Donc aide-moi, seigneur, ce matin dans ma bataille,
par ce feu qui jadis te brûla
comme ce feu maintenant me broie ;
et fais que ce matin j’aie la victoire.
Qu’à moi soit le labeur et qu’à toi soit la gloire.
Ton temple souverain je veux plus l’honorer
que tout autre lieu, et toujours je veux m’évertuer
dans tes jeux et dans tes forts travaux ;
2410et dans ton temple je veux pendre ma bannière
et toutes les armes de ma compagnie ;
et à tout jamais jusqu’au jour de ma mort
je veux devant toi entretenir un feu éternel.

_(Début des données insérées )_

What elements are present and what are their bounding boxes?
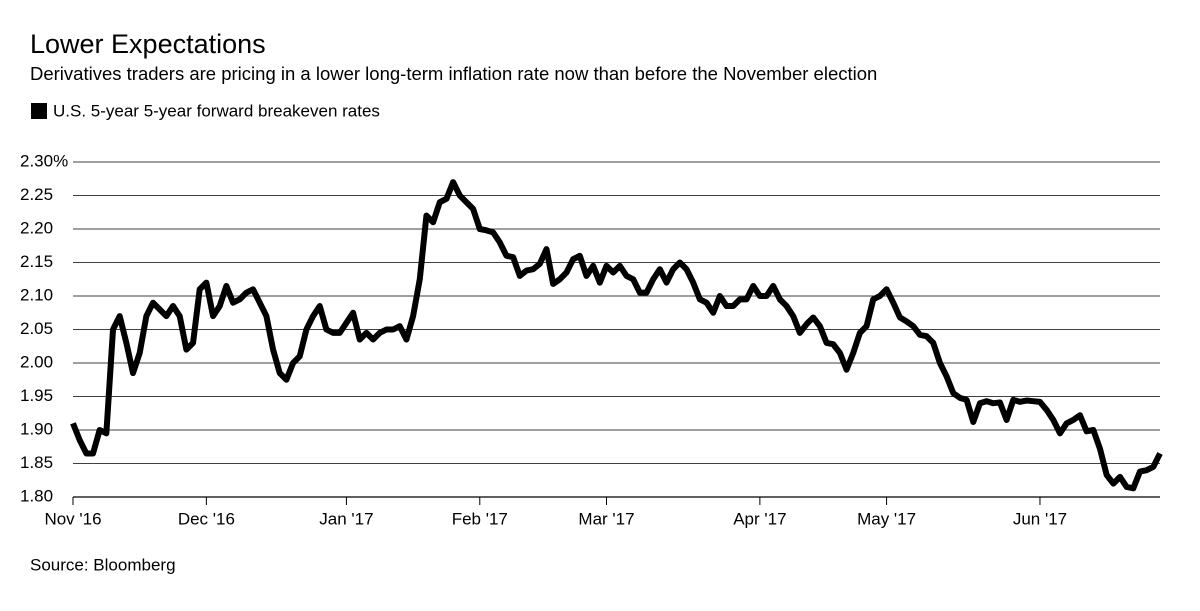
- y-tick-label: 1.80: [20, 486, 53, 505]
- y-tick-label: 2.10: [20, 285, 53, 304]
- x-tick-label: Dec '16: [178, 509, 235, 528]
- y-tick-label: 1.85: [20, 453, 53, 472]
- chart-title: Lower Expectations: [30, 29, 266, 59]
- y-tick-label: 2.00: [20, 352, 53, 371]
- x-tick-label: Nov '16: [44, 509, 101, 528]
- x-tick-label: Feb '17: [452, 509, 508, 528]
- y-tick-label: 2.30%: [20, 151, 68, 170]
- y-tick-label: 2.05: [20, 319, 53, 338]
- y-tick-label: 2.15: [20, 252, 53, 271]
- x-tick-label: Mar '17: [578, 509, 634, 528]
- y-tick-label: 1.90: [20, 419, 53, 438]
- x-tick-label: Jun '17: [1013, 509, 1067, 528]
- line-series: [70, 179, 1163, 492]
- y-tick-label: 2.20: [20, 218, 53, 237]
- y-tick-label: 1.95: [20, 386, 53, 405]
- source: Source: Bloomberg: [30, 555, 176, 574]
- legend-swatch: [31, 103, 47, 119]
- x-tick-label: Jan '17: [319, 509, 373, 528]
- legend-label: U.S. 5-year 5-year forward breakeven rat…: [53, 101, 380, 120]
- x-tick-label: May '17: [857, 509, 916, 528]
- x-tick-label: Apr '17: [733, 509, 786, 528]
- y-tick-label: 2.25: [20, 185, 53, 204]
- chart-subtitle: Derivatives traders are pricing in a low…: [30, 63, 877, 84]
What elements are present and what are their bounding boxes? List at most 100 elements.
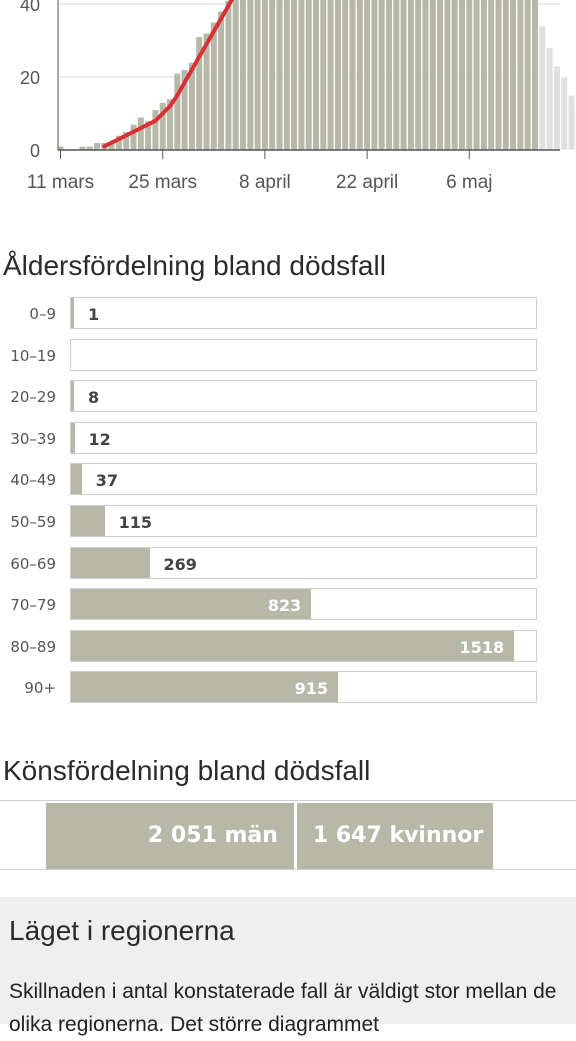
age-bar xyxy=(71,631,514,661)
daily-bar xyxy=(94,143,101,150)
age-category-label: 90+ xyxy=(0,679,56,697)
daily-bar xyxy=(378,0,385,150)
daily-bar xyxy=(240,0,247,150)
daily-bar xyxy=(305,0,312,150)
age-category-label: 70–79 xyxy=(0,596,56,614)
daily-bar xyxy=(247,0,254,150)
age-bar xyxy=(71,381,74,411)
preliminary-bar xyxy=(539,26,546,150)
daily-bar xyxy=(451,0,458,150)
daily-bar xyxy=(218,11,225,150)
age-bar-track: 37 xyxy=(70,463,537,495)
region-section-title: Läget i regionerna xyxy=(9,915,235,947)
x-tick-label: 22 april xyxy=(336,172,398,193)
daily-bar xyxy=(284,0,291,150)
gender-distribution-chart: 2 051 män 1 647 kvinnor xyxy=(0,800,576,870)
x-tick-label: 6 maj xyxy=(446,172,492,193)
daily-bar xyxy=(459,0,466,150)
y-tick-label: 20 xyxy=(20,68,40,88)
daily-bar xyxy=(320,0,327,150)
daily-bar xyxy=(291,0,298,150)
age-row: 10–19 xyxy=(0,339,560,373)
y-tick-label: 40 xyxy=(20,0,40,15)
preliminary-bar xyxy=(546,48,553,150)
age-value-label: 37 xyxy=(96,471,118,490)
daily-bar xyxy=(335,0,342,150)
gender-bar-men: 2 051 män xyxy=(46,803,294,869)
age-bar xyxy=(71,423,75,453)
daily-bar xyxy=(415,0,422,150)
age-category-label: 60–69 xyxy=(0,555,56,573)
daily-bar xyxy=(327,0,334,150)
daily-bar xyxy=(422,0,429,150)
daily-bar xyxy=(364,0,371,150)
daily-bar xyxy=(211,22,218,150)
age-bar xyxy=(71,298,74,328)
age-category-label: 0–9 xyxy=(0,305,56,323)
age-category-label: 80–89 xyxy=(0,638,56,656)
age-row: 50–59 115 xyxy=(0,505,560,539)
daily-bar xyxy=(473,0,480,150)
age-row: 0–9 1 xyxy=(0,297,560,331)
preliminary-bar xyxy=(568,95,575,150)
daily-bar xyxy=(444,0,451,150)
age-bar-track xyxy=(70,339,537,371)
preliminary-bar xyxy=(561,77,568,150)
age-bar xyxy=(71,506,105,536)
age-chart-title: Åldersfördelning bland dödsfall xyxy=(3,250,386,282)
daily-bar xyxy=(232,0,239,150)
x-tick-label: 11 mars xyxy=(27,172,94,193)
daily-bar xyxy=(313,0,320,150)
age-category-label: 10–19 xyxy=(0,347,56,365)
age-value-label: 269 xyxy=(164,555,197,574)
daily-bar xyxy=(262,0,269,150)
x-tick-label: 25 mars xyxy=(128,172,197,193)
age-bar-track: 115 xyxy=(70,505,537,537)
age-bar xyxy=(71,548,150,578)
age-bar-track: 1518 xyxy=(70,630,537,662)
daily-bar xyxy=(393,0,400,150)
daily-bar xyxy=(130,124,137,150)
age-value-label: 1518 xyxy=(460,638,505,657)
age-value-label: 1 xyxy=(88,305,99,324)
daily-bar xyxy=(400,0,407,150)
age-bar-track: 1 xyxy=(70,297,537,329)
daily-bar xyxy=(408,0,415,150)
region-section: Läget i regionerna Skillnaden i antal ko… xyxy=(0,897,576,1024)
preliminary-bar xyxy=(554,66,561,150)
daily-bar xyxy=(342,0,349,150)
gender-chart-title: Könsfördelning bland dödsfall xyxy=(3,755,370,787)
age-row: 90+ 915 xyxy=(0,671,560,705)
age-bar-track: 8 xyxy=(70,380,537,412)
gender-bar-women: 1 647 kvinnor xyxy=(297,803,493,869)
daily-bar xyxy=(371,0,378,150)
daily-bar xyxy=(524,0,531,150)
x-tick-label: 8 april xyxy=(239,172,291,193)
age-value-label: 823 xyxy=(268,596,301,615)
daily-bar xyxy=(174,73,181,150)
chart-bars xyxy=(57,0,576,150)
daily-bar xyxy=(138,117,145,150)
daily-bar xyxy=(517,0,524,150)
age-row: 60–69 269 xyxy=(0,547,560,581)
daily-bar xyxy=(254,0,261,150)
daily-bar xyxy=(386,0,393,150)
age-row: 20–29 8 xyxy=(0,380,560,414)
daily-bar xyxy=(503,0,510,150)
daily-bar xyxy=(298,0,305,150)
daily-bar xyxy=(488,0,495,150)
age-row: 70–79 823 xyxy=(0,588,560,622)
age-bar-track: 915 xyxy=(70,671,537,703)
age-row: 80–89 1518 xyxy=(0,630,560,664)
age-category-label: 30–39 xyxy=(0,430,56,448)
age-bar-track: 269 xyxy=(70,547,537,579)
age-category-label: 20–29 xyxy=(0,388,56,406)
daily-bar xyxy=(466,0,473,150)
daily-bar xyxy=(532,0,539,150)
y-tick-label: 0 xyxy=(30,141,40,161)
age-bar-track: 823 xyxy=(70,588,537,620)
age-value-label: 115 xyxy=(119,513,152,532)
age-category-label: 50–59 xyxy=(0,513,56,531)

Et d’abondant je veux me lier à ce vœu :
ma barbe, mes cheveux longs qui pendent
et n’ont jamais encore connu l’offense
du rasoir ni des ciseaux, je veux te les donner,
et être ton loyal serviteur tant que vivrai.
Maintenant, seigneur, aie pitié de mes âpres chagrins ;
2420donne-moi la victoire, je ne te demande rien de plus. »

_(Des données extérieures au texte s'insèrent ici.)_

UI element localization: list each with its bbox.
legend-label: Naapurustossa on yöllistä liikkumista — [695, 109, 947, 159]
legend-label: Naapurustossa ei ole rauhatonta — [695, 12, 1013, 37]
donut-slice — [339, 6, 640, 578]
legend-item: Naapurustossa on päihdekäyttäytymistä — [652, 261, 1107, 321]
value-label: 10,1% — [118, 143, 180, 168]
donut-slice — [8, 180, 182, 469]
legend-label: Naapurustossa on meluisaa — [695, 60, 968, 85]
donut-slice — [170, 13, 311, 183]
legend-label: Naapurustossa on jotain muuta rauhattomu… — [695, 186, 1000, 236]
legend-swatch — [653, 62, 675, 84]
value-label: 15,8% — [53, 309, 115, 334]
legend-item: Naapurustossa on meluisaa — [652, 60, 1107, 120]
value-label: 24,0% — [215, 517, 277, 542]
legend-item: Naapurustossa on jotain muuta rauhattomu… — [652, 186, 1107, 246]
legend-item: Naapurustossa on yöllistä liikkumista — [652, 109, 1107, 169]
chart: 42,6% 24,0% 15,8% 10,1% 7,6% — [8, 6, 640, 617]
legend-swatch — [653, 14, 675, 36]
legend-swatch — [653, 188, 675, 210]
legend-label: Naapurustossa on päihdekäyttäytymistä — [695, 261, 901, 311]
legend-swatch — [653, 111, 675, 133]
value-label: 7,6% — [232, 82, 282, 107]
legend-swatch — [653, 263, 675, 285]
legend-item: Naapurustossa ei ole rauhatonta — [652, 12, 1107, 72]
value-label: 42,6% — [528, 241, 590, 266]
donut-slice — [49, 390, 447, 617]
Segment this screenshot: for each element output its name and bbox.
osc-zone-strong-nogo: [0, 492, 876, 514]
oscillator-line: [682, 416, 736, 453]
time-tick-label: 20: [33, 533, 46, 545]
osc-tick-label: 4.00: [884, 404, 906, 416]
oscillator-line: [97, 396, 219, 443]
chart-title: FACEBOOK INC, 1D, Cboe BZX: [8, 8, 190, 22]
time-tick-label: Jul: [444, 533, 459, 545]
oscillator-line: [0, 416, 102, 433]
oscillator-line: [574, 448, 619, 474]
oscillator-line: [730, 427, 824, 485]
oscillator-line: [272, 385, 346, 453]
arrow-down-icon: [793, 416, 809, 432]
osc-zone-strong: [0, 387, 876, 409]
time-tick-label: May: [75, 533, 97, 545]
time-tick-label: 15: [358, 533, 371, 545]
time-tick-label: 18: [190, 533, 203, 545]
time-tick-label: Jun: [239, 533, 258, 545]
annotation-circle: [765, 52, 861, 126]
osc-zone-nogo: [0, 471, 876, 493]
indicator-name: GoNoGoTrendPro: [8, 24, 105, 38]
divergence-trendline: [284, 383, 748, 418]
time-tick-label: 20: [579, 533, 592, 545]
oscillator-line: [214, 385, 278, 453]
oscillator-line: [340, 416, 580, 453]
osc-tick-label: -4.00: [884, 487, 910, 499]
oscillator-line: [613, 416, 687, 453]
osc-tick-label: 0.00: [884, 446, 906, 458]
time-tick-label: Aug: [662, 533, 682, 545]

La prière d’Arcite le vaillant cessa-
Les anneaux qui pendaient à la porte du temple,
et les portes aussi firent un grand fracas,
dont Arcite fut un peu effrayé.
Les feux brûlèrent sur l’autel avec éclat
et tout le temple en fut illuminé ;
un parfum alors monta de la terre,
et Arcite alors éleva la main
et jeta encore de l’encens dans le feu
2430avec d’autres rites encore ; et enfin
la statue de Mars fit tinter son haubert.
Et avec ce bruit il entendit un murmure
très bas et sourd qui disait ce mot « Victoire » ;
et pour cela il honora et glorifia Mars.